Table 1. Number (%) of patients with NAFLD showing increased serum and hepatic iron indices
Author (ref.)PtsSerum iron indices reference valuePts with increased serum iron indicesHepatic iron indices reference valuePts with increased hepatic iron stores
n TS n (%)SF n (%) n (%)
George [12]51TS>55%SF>300μg/l9/41 (22)26/42 (62)Perls’ stain>121 (41)
HIC>40μmol/g10/47 (21)
Fargion [13]90TS>45%SF>320μg/l1 (1)24 (27)Perls’ stain>13/20 (15)
Chitturi [14]93TS>55%SF>300μg/l5 (6)37 (40)Perls’ stain>19 (10)
Bugianesi [15]263TS>55%SF>350μg/l19 (7)55 (21)HIC>27μmol/g7/80 (9)

Only studies including both measures are reported.
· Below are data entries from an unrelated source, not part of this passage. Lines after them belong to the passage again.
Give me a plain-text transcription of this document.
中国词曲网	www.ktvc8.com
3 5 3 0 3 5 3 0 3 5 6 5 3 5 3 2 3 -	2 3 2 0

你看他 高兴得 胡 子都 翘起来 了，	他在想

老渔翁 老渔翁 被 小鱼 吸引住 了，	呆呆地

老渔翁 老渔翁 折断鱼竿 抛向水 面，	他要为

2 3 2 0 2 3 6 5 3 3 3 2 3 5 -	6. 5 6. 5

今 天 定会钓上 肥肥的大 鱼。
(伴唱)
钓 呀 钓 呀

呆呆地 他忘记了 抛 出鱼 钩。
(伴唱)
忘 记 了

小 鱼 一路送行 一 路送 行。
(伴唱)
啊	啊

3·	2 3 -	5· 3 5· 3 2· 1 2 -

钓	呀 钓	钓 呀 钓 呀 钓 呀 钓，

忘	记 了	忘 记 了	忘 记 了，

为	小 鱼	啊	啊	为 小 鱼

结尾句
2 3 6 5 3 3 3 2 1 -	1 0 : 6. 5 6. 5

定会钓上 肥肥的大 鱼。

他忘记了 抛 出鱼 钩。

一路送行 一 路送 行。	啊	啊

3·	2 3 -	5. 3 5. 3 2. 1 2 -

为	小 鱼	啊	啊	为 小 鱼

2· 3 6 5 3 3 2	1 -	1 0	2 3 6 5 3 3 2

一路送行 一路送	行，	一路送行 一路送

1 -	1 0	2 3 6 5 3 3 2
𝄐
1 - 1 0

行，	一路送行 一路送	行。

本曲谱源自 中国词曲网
It can be argued that if ferritin, NAFLD and metabolic syndrome are linked together they should be modified in parallel by manoeuvres that affect either features. Phlebotomy-induced iron depletion improved insulin sensitivity in patients with NAFLD [30], [31], some metabolic features in IR-HIO patients [32] and serum ALT in both [30], [31], [32]. These findings could even occur in the absence of increased iron stores [30], [33] suggesting that iron may exert its influence at a very subtle molecular level and that iron depletion may decrease hepatocellular injury and ALT activity either enhancing insulin sensitivity [34] or reducing iron-mediated oxidative stress [35], [36]. Moderate weight loss by diet and exercise is effective in reducing insulin resistance and is the first line therapy for NAFLD [37], but its effect on serum ferritin level is controversial [13], [32], [38], [39]. Nevertheless, there is evidence that the diet-related decrease of serum ferritin depends on the relative proportion of the two components (iron overload and metabolic derangements) that influence ferritin changes in these patients. Further insights derive from IR-HIO patients. As compared to hemochromatosis patients with equal amounts of hepatic iron concentration (HIC) and iron removed, their serum ferritin concentrations are three times higher [39]. Although this finding might simply suggest that serum ferritin overestimates the true amount of hepatic iron in IR-HIO, another explanation must be considered. Previous studies showed that relatively little ferritin is released from liver parenchymal cells in early hemochromatosis [40] and that this may be because serum ferritin largely originates from cells of the reticuloendothelial system that are generally spared by iron accumulation in the early stage of disease. Accordingly, hyperferritinemia was more correlated with the mesenchymal than hepatocellular iron score in hemochromatosis [41]. Thus, not only the total amount of hepatic iron, but also the relative distribution between different cellular compartments might be important in determining serum ferritin levels. This is not trivial if we consider that in IR-HIO hepatic iron deposition shows a particular distribution with large involvement of the sinusoidal compartment [42] that can be undervalued by HIC and SQUID measurement and by Scheuer’s parenchymal iron grading.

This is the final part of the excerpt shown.